Fransız haber ajansı AFP'nin izlenim yazısında, oğlu asker, kardeşi ise PKK'lı olan Cizreli 41 yaşındaki Güle Uysal ile yapılan bir röportaja da yer verildi.
Uysal, 'Artık kimsenin ölmesini istemiyorum. Başka anaların benim yaşadıklarımı yaşamasını istemiyorum' dedi
'Silahlar çare değil'
Silahın artık çare olmadığını vurgulayan Uysal, "Erkek kardeşimin oğlumu ya da oğlumun kardeşimi öldürmesini istemiyorum" dedi. Şiddetin tırmanmasını önlemek için her şeyi yapmaya hazır olduğunu söyleyen Güle Uysal, 20 yıldan beri acılarla dolu bir hayat sürdüğünü ifade etti.

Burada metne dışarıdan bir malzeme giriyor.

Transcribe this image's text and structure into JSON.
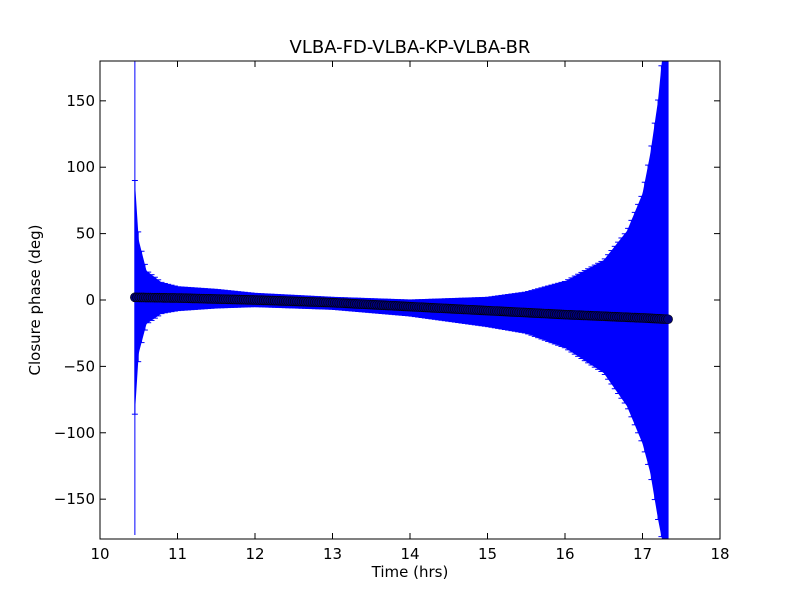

PKK'li bir kardeşinin öldüğünü söyleyen Uysal, babasının da gördüğü işkence sonucunda hayatını kaybettiğini öne sürdü. Uysal, "1990'ların başında kardeşim PKK'ya katılınca askerler evimizi yaktı ve biz son anda kurtulduk. Babam tutuklanarak işkence yapıldı. Serbest bırakıldıktan 1 ay sonra da öldü" diye konuştu.

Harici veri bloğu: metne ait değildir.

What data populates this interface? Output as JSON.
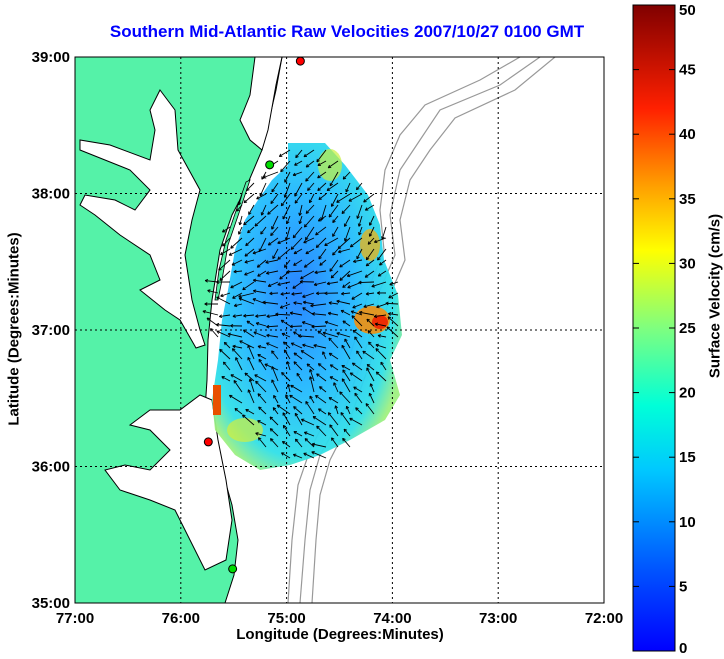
{
  "map": {
    "title": "Southern Mid-Atlantic Raw Velocities 2007/10/27 0100 GMT",
    "xlabel": "Longitude (Degrees:Minutes)",
    "ylabel": "Latitude (Degrees:Minutes)",
    "x_ticks": [
      "77:00",
      "76:00",
      "75:00",
      "74:00",
      "73:00",
      "72:00"
    ],
    "y_ticks": [
      "39:00",
      "38:00",
      "37:00",
      "36:00",
      "35:00"
    ],
    "lon_range": [
      -77,
      -72
    ],
    "lat_range": [
      35,
      39
    ],
    "grid": true,
    "land_color": "#55f2a8",
    "coastline_color": "#000000",
    "bathymetry_color": "#999999",
    "stations": [
      {
        "lon": -74.87,
        "lat": 38.97,
        "color": "#ff0000"
      },
      {
        "lon": -75.16,
        "lat": 38.21,
        "color": "#00dd00"
      },
      {
        "lon": -75.74,
        "lat": 36.18,
        "color": "#ff0000"
      },
      {
        "lon": -75.51,
        "lat": 35.25,
        "color": "#00dd00"
      }
    ]
  },
  "colorbar": {
    "label": "Surface Velocity (cm/s)",
    "ticks": [
      "0",
      "5",
      "10",
      "15",
      "20",
      "25",
      "30",
      "35",
      "40",
      "45",
      "50"
    ],
    "min": 0,
    "max": 50,
    "colormap": "jet"
  }
}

AFP, başında beyaz bir başörtüsü ve mor elbisesiyle Güle Uysal'ın "acılı geçmişin yarattığı duygusal travmanın" etkisiyle göz yaşlarına hakim olamadığını belirtti. Kürt halkının isteklerine kavuşmasının en iyi yolunun şiddet olduğuna artık inanmadığını kaydeden Güle Uysal, "Artık kimsenin ölmesini istemiyorum. İster asker, ister PKK'lı olsun. Başka anaların benim yaşadıklarımı yaşamasını istemiyorum. Başka çatışma olmasın" diye konuştu.
'Eğitim en önemli şey'
Güle Uysal, lise birinci sınıfta okuyan kızını örnek göstererek, izlenecek yolun eğitimden geçtiğini söyledi. Uysal, "Eğitim en önemli şey. Kızımın avukat olmasını ve mücadelemizi silahla değil, bu yoldan sürdürmesini istiyorum. Şimdiye kadar o kadar çok insan öldü ki... Ancak hâlâ bir gün barış olacağına inanıyorum" dedi.